La SAS Lyreco réplique que Monsieur [W] [D] ne détermine pas la période de régularisation et ne chiffre pas sa demande mais qu’en tout état de cause la demande ne peut porter sur des cotisations afférentes à des salaires non versés.
Sur quoi,
Il n’est pas contestable que l’employeur a procédé à la régularisation des indemnités de congés payés pour la période courant de juin 2016 à mai 2019 et a versé les cotisations afférentes, notamment, aux organismes de retraite.
S’agissant des demandes concernant les cotisations afférentes à des indemnités de congés payés portant sur les périodes antérieures à celle de la régularisation, aucune demande ne peut prospérer pour des cotisations de retraite afférentes à des indemnités non versées.
Monsieur [W] [D] doit être débouté de sa demande de régularisation de sa situation auprès des caisses de retraites
Le jugement qui a statué ainsi est confirmé.
Sur les dépens :
Le jugement est confirmé en ses dispositions relatives aux demandes fondées sur l’article 700 du code de procédure civile et sur les dépens.
Aucune considération d’équité ne commande de faire application des dispositions de l’article 700 du code de procédure civile en faveur de la société Lyreco France.
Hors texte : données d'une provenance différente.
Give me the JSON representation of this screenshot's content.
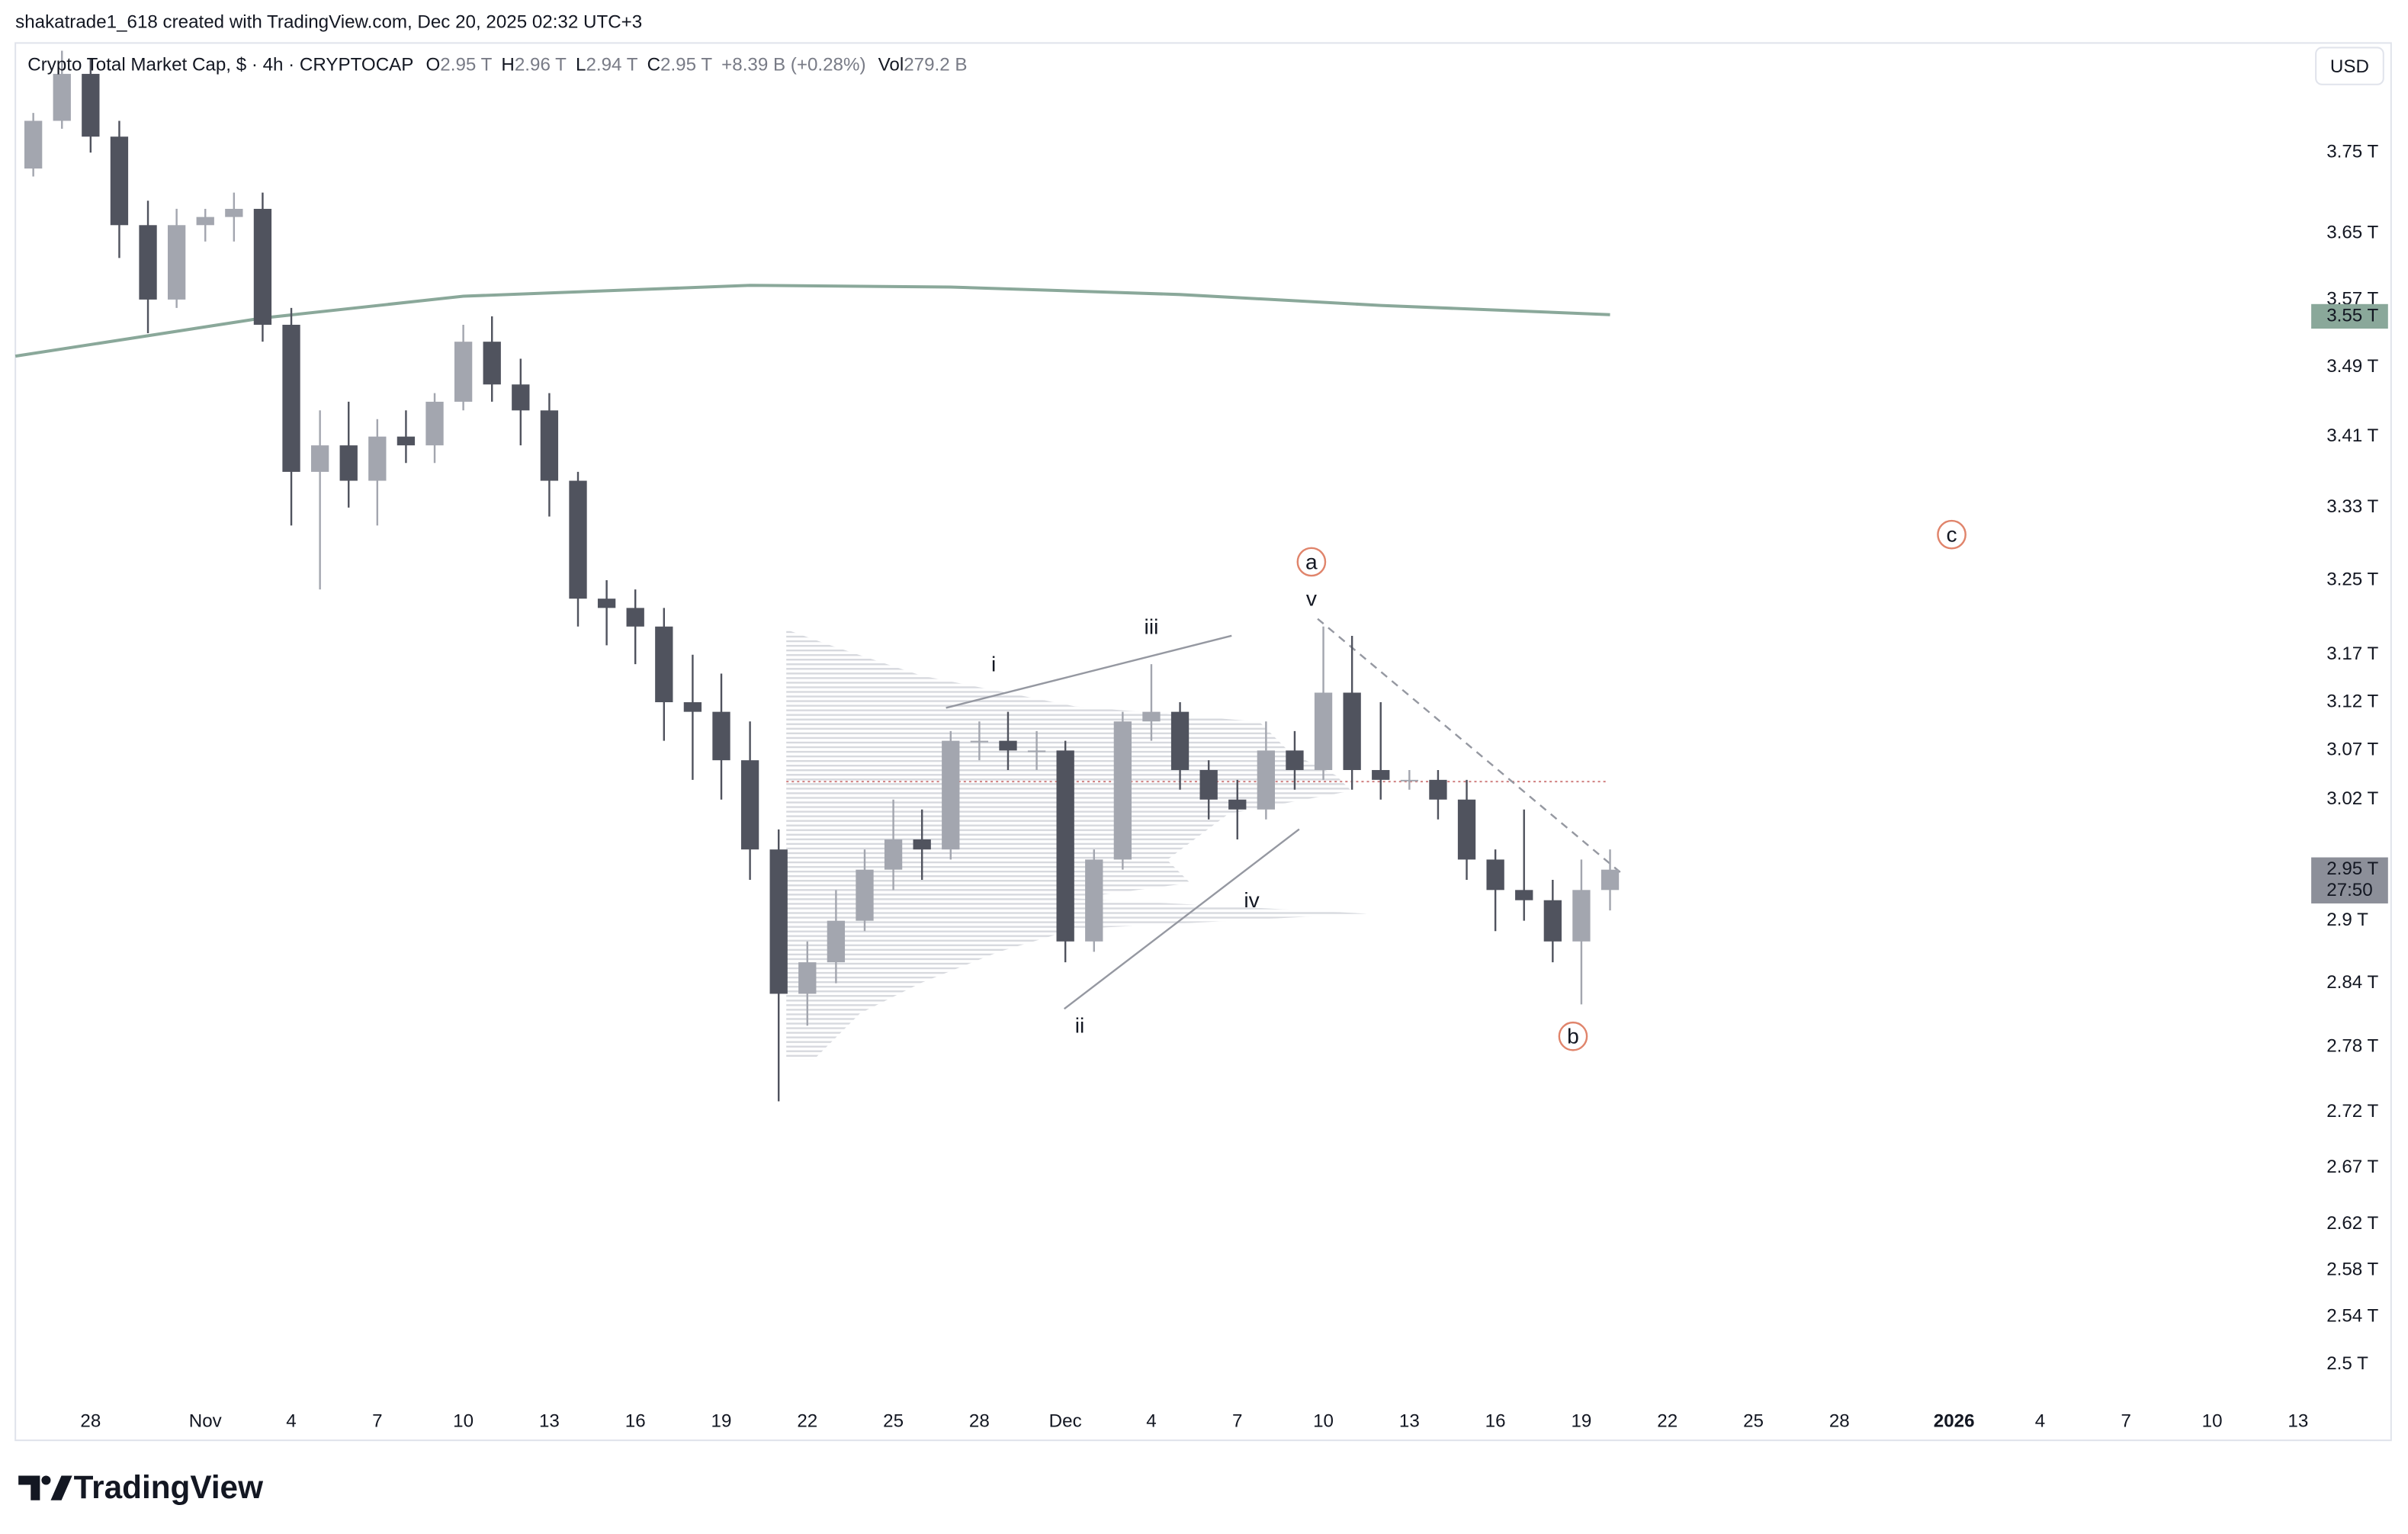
{
  "header": {
    "attribution": "shakatrade1_618 created with TradingView.com, Dec 20, 2025 02:32 UTC+3",
    "symbol": "Crypto Total Market Cap, $ · 4h · CRYPTOCAP",
    "ohlc": [
      {
        "key": "O",
        "value": "2.95 T"
      },
      {
        "key": "H",
        "value": "2.96 T"
      },
      {
        "key": "L",
        "value": "2.94 T"
      },
      {
        "key": "C",
        "value": "2.95 T"
      }
    ],
    "change": "+8.39 B (+0.28%)",
    "volume": {
      "key": "Vol",
      "value": "279.2 B"
    },
    "currency": "USD"
  },
  "chart_data": {
    "type": "candlestick",
    "log_scale": true,
    "up_color": "#a3a6af",
    "down_color": "#50535e",
    "x": [
      "2025-10-26",
      "2025-10-27",
      "2025-10-28",
      "2025-10-29",
      "2025-10-30",
      "2025-10-31",
      "2025-11-01",
      "2025-11-02",
      "2025-11-03",
      "2025-11-04",
      "2025-11-05",
      "2025-11-06",
      "2025-11-07",
      "2025-11-08",
      "2025-11-09",
      "2025-11-10",
      "2025-11-11",
      "2025-11-12",
      "2025-11-13",
      "2025-11-14",
      "2025-11-15",
      "2025-11-16",
      "2025-11-17",
      "2025-11-18",
      "2025-11-19",
      "2025-11-20",
      "2025-11-21",
      "2025-11-22",
      "2025-11-23",
      "2025-11-24",
      "2025-11-25",
      "2025-11-26",
      "2025-11-27",
      "2025-11-28",
      "2025-11-29",
      "2025-11-30",
      "2025-12-01",
      "2025-12-02",
      "2025-12-03",
      "2025-12-04",
      "2025-12-05",
      "2025-12-06",
      "2025-12-07",
      "2025-12-08",
      "2025-12-09",
      "2025-12-10",
      "2025-12-11",
      "2025-12-12",
      "2025-12-13",
      "2025-12-14",
      "2025-12-15",
      "2025-12-16",
      "2025-12-17",
      "2025-12-18",
      "2025-12-19",
      "2025-12-20"
    ],
    "open": [
      3.73,
      3.79,
      3.85,
      3.77,
      3.66,
      3.57,
      3.66,
      3.67,
      3.68,
      3.54,
      3.37,
      3.4,
      3.36,
      3.41,
      3.4,
      3.45,
      3.52,
      3.47,
      3.44,
      3.36,
      3.23,
      3.22,
      3.2,
      3.12,
      3.11,
      3.06,
      2.97,
      2.83,
      2.86,
      2.9,
      2.95,
      2.98,
      2.97,
      3.08,
      3.08,
      3.07,
      3.07,
      2.88,
      2.96,
      3.1,
      3.11,
      3.05,
      3.02,
      3.01,
      3.07,
      3.05,
      3.13,
      3.05,
      3.04,
      3.04,
      3.02,
      2.96,
      2.93,
      2.92,
      2.88,
      2.93
    ],
    "high": [
      3.8,
      3.88,
      3.87,
      3.79,
      3.69,
      3.68,
      3.68,
      3.7,
      3.7,
      3.56,
      3.44,
      3.45,
      3.43,
      3.44,
      3.46,
      3.54,
      3.55,
      3.5,
      3.46,
      3.37,
      3.25,
      3.24,
      3.22,
      3.17,
      3.15,
      3.1,
      2.99,
      2.88,
      2.93,
      2.97,
      3.02,
      3.01,
      3.09,
      3.1,
      3.11,
      3.09,
      3.08,
      2.97,
      3.11,
      3.16,
      3.12,
      3.06,
      3.04,
      3.1,
      3.09,
      3.2,
      3.19,
      3.12,
      3.05,
      3.05,
      3.04,
      2.97,
      3.01,
      2.94,
      2.96,
      2.97
    ],
    "low": [
      3.72,
      3.78,
      3.75,
      3.62,
      3.53,
      3.56,
      3.64,
      3.64,
      3.52,
      3.31,
      3.24,
      3.33,
      3.31,
      3.38,
      3.38,
      3.44,
      3.45,
      3.4,
      3.32,
      3.2,
      3.18,
      3.16,
      3.08,
      3.04,
      3.02,
      2.94,
      2.73,
      2.8,
      2.84,
      2.89,
      2.93,
      2.94,
      2.96,
      3.06,
      3.05,
      3.05,
      2.86,
      2.87,
      2.95,
      3.08,
      3.03,
      3.0,
      2.98,
      3.0,
      3.03,
      3.04,
      3.03,
      3.02,
      3.03,
      3.0,
      2.94,
      2.89,
      2.9,
      2.86,
      2.82,
      2.91
    ],
    "close": [
      3.79,
      3.85,
      3.77,
      3.66,
      3.57,
      3.66,
      3.67,
      3.68,
      3.54,
      3.37,
      3.4,
      3.36,
      3.41,
      3.4,
      3.45,
      3.52,
      3.47,
      3.44,
      3.36,
      3.23,
      3.22,
      3.2,
      3.12,
      3.11,
      3.06,
      2.97,
      2.83,
      2.86,
      2.9,
      2.95,
      2.98,
      2.97,
      3.08,
      3.08,
      3.07,
      3.07,
      2.88,
      2.96,
      3.1,
      3.11,
      3.05,
      3.02,
      3.01,
      3.07,
      3.05,
      3.13,
      3.05,
      3.04,
      3.04,
      3.02,
      2.96,
      2.93,
      2.92,
      2.88,
      2.93,
      2.95
    ],
    "xlim": [
      "2025-10-25T09:00:00Z",
      "2026-01-13T11:00:00Z"
    ],
    "xticks": [
      {
        "value": "2025-10-28",
        "label": "28"
      },
      {
        "value": "2025-11-01",
        "label": "Nov"
      },
      {
        "value": "2025-11-04",
        "label": "4"
      },
      {
        "value": "2025-11-07",
        "label": "7"
      },
      {
        "value": "2025-11-10",
        "label": "10"
      },
      {
        "value": "2025-11-13",
        "label": "13"
      },
      {
        "value": "2025-11-16",
        "label": "16"
      },
      {
        "value": "2025-11-19",
        "label": "19"
      },
      {
        "value": "2025-11-22",
        "label": "22"
      },
      {
        "value": "2025-11-25",
        "label": "25"
      },
      {
        "value": "2025-11-28",
        "label": "28"
      },
      {
        "value": "2025-12-01",
        "label": "Dec"
      },
      {
        "value": "2025-12-04",
        "label": "4"
      },
      {
        "value": "2025-12-07",
        "label": "7"
      },
      {
        "value": "2025-12-10",
        "label": "10"
      },
      {
        "value": "2025-12-13",
        "label": "13"
      },
      {
        "value": "2025-12-16",
        "label": "16"
      },
      {
        "value": "2025-12-19",
        "label": "19"
      },
      {
        "value": "2025-12-22",
        "label": "22"
      },
      {
        "value": "2025-12-25",
        "label": "25"
      },
      {
        "value": "2025-12-28",
        "label": "28"
      },
      {
        "value": "2026-01-01",
        "label": "2026"
      },
      {
        "value": "2026-01-04",
        "label": "4"
      },
      {
        "value": "2026-01-07",
        "label": "7"
      },
      {
        "value": "2026-01-10",
        "label": "10"
      },
      {
        "value": "2026-01-13",
        "label": "13"
      }
    ],
    "ylim": [
      2.47,
      3.89
    ],
    "yticks": [
      {
        "value": 3.75,
        "label": "3.75 T"
      },
      {
        "value": 3.65,
        "label": "3.65 T"
      },
      {
        "value": 3.57,
        "label": "3.57 T"
      },
      {
        "value": 3.49,
        "label": "3.49 T"
      },
      {
        "value": 3.41,
        "label": "3.41 T"
      },
      {
        "value": 3.33,
        "label": "3.33 T"
      },
      {
        "value": 3.25,
        "label": "3.25 T"
      },
      {
        "value": 3.17,
        "label": "3.17 T"
      },
      {
        "value": 3.12,
        "label": "3.12 T"
      },
      {
        "value": 3.07,
        "label": "3.07 T"
      },
      {
        "value": 3.02,
        "label": "3.02 T"
      },
      {
        "value": 2.9,
        "label": "2.9 T"
      },
      {
        "value": 2.84,
        "label": "2.84 T"
      },
      {
        "value": 2.78,
        "label": "2.78 T"
      },
      {
        "value": 2.72,
        "label": "2.72 T"
      },
      {
        "value": 2.67,
        "label": "2.67 T"
      },
      {
        "value": 2.62,
        "label": "2.62 T"
      },
      {
        "value": 2.58,
        "label": "2.58 T"
      },
      {
        "value": 2.54,
        "label": "2.54 T"
      },
      {
        "value": 2.5,
        "label": "2.5 T"
      }
    ],
    "moving_average": {
      "color": "#8aa89a",
      "x": [
        "2025-10-25T09:00:00Z",
        "2025-11-03",
        "2025-11-10",
        "2025-11-20",
        "2025-11-27",
        "2025-12-05",
        "2025-12-12",
        "2025-12-20"
      ],
      "values": [
        3.503,
        3.548,
        3.574,
        3.587,
        3.585,
        3.576,
        3.563,
        3.552
      ]
    },
    "price_tags": [
      {
        "value": 3.55,
        "label": "3.55 T",
        "color": "#8aa89a",
        "text_color": "#131722"
      },
      {
        "value": 2.95,
        "label": "2.95 T",
        "countdown": "27:50",
        "color": "#8c8f99",
        "text_color": "#ffffff"
      }
    ],
    "annotations": [
      {
        "text": "a",
        "x": "2025-12-09T14:00:00Z",
        "y": 3.27,
        "style": "circle",
        "color": "#e0846b"
      },
      {
        "text": "b",
        "x": "2025-12-18T17:00:00Z",
        "y": 2.79,
        "style": "circle",
        "color": "#e0846b"
      },
      {
        "text": "c",
        "x": "2025-12-31T22:00:00Z",
        "y": 3.3,
        "style": "circle",
        "color": "#e0846b"
      },
      {
        "text": "i",
        "x": "2025-11-28T12:00:00Z",
        "y": 3.16,
        "style": "plain",
        "color": "#9598a1"
      },
      {
        "text": "ii",
        "x": "2025-12-01T12:00:00Z",
        "y": 2.8,
        "style": "plain",
        "color": "#9598a1"
      },
      {
        "text": "iii",
        "x": "2025-12-04T00:00:00Z",
        "y": 3.2,
        "style": "plain",
        "color": "#9598a1"
      },
      {
        "text": "iv",
        "x": "2025-12-07T12:00:00Z",
        "y": 2.92,
        "style": "plain",
        "color": "#9598a1"
      },
      {
        "text": "v",
        "x": "2025-12-09T14:00:00Z",
        "y": 3.23,
        "style": "plain",
        "color": "#9598a1"
      }
    ]
  },
  "footer": {
    "brand": "TradingView"
  }
}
Monsieur [W] [D] succombe, il supportera les dépens d’appel et sera débouté de sa demande au titre de l’article 700 du code de procédure civile.
PAR CES MOTIFS
La cour, après en avoir délibéré, statuant par arrêt contradictoire, prononcé par mise à disposition au greffe,.
Déclare la demande en paiement de la somme de 16.540,84 euros au titre de rappel sur indemnités de congés payés irrecevable,
Confirme le jugement en toutes ses dispositions,
Ajoutant :
Déboute les parties de leurs demandes au titre l’article 700 du code de procédure civile,
Condamne Monsieur [W] [D] aux dépens.